About Me


I am an artist whose work explores emotion, memory, and the ongoing process of becoming. Through painting, I am drawn to moments of pause, transition, and reflection—spaces where experience is felt more than explained. I have always found pleasure in art of all kinds, drawn to its quiet ability to say what words cannot. Long before I began painting myself, art was a companion—something I returned to for solace, curiosity, and a sense of connection. It offered a way of noticing the world more slowly, of sitting with feeling rather than naming it.


During a period of profound personal loss, words often felt insufficient, and familiar ways of making sense of the world no longer applied. Painting emerged not as a planned shift, but as a way of staying present—of engaging with emotion without needing to resolve it. 

  Through the physical act of painting, I found a way to move with grief rather than around it. Color, gesture, and repetition became forms of attention, allowing emotion to be held without forcing narrative or meaning. What began as a private practice gradually developed into a visual language—one that continues to shape how I work.

While themes of loss and resilience appear in my paintings, they exist alongside tenderness, memory, and connection. I am interested in emotional states that are often quiet or internal—moments that do not announce themselves but carry weight nonetheless.
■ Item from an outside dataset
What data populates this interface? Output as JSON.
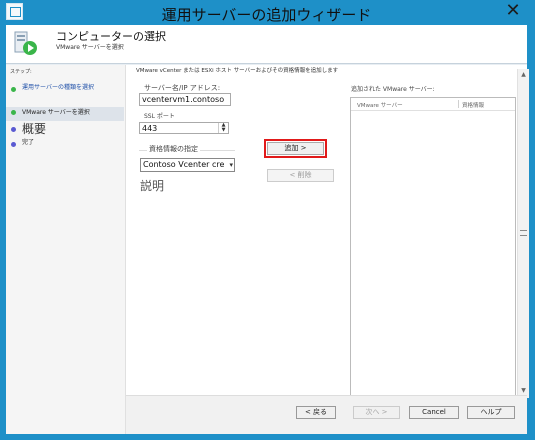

The figures and forms in my work are not meant to tell a single story; instead, they offer space for viewers to recognize something of their own experience.

Color is central to my practice. I use it as an emotional language—one capable of holding complexity and contradiction while still offering a sense of calm, presence, and quiet strength. Through color, gesture, and restraint, I aim to create work that feels steady rather than resolved.

I believe art can be a place to pause—something lived with rather than explained—and that it can offer connection without asking anything in return.